I'm not sure if an upgrade to the latest 3.19 would be enough though, but it's at least a first step — depends on how much you want to minimize the amount of reboots. I don't have any objections in general, I'm just pointing out that we should keep an eye out for other issues (e.g. disk/hardware ones) while troubleshooting this.

4.4 should be available in jessie-wikimedia early next week

fgiunchedi subscribed.

adding labs too, ATM this is the situation kernel-wise:

$ ssh labstore1001.eqiad.wmnet uname -a
Linux labstore1001 3.19.0-1-amd64 #1 SMP Debian 3.19.3-7 (2015-07-20) x86_64 GNU/Linux
$ ssh labstore1002.eqiad.wmnet uname -a
Linux labstore1002 3.19.0-2-amd64 #1 SMP Debian 3.19.3-9 (2016-01-04) x86_64 GNU/Linux

anything to be done?

We are basically in a holding pattern as we (...well me I guess) tries to get labstore2003/2004 going so we can shift load so we can do stuff like this. This has fallen by the wayside partially as it will be a consequence of reimage I imagine already and it hasn't happened in months.

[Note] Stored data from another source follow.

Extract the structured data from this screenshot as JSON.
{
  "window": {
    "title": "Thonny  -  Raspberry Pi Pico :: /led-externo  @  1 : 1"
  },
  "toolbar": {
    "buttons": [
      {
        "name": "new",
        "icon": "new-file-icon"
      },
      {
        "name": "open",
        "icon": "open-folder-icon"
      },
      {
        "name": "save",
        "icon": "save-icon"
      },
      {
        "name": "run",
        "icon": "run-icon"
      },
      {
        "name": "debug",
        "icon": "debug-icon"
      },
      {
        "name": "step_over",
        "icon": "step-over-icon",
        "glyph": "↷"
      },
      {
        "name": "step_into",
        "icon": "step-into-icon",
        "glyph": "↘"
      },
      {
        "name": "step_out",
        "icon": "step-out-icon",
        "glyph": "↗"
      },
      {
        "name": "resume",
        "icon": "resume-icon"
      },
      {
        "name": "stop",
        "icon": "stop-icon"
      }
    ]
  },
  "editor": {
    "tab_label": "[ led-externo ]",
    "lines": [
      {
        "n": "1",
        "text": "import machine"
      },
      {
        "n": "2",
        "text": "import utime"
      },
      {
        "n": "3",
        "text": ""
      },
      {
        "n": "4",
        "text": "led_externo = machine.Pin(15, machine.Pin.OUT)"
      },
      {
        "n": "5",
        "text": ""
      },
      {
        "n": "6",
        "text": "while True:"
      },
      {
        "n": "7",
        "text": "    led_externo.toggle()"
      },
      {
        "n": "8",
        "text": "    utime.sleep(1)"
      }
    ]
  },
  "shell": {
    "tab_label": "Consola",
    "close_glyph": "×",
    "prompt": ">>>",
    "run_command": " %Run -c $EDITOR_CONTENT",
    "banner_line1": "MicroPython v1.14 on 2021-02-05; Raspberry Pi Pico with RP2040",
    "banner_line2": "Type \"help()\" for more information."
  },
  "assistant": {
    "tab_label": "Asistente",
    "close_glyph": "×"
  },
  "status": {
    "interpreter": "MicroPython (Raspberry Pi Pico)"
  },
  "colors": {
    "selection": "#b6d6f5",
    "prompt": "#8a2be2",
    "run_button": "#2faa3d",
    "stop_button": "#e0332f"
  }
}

Both hosts should be migrated to Linux 4.4, 3.19 is deprecated at this point.

This follow-up task from an incident report has not been updated recently. If it is no longer valid, please add a comment explaining why. If it is still valid, please prioritize it appropriately relative to your other work. If you have any questions, feel free to ask me (Greg Grossmeier).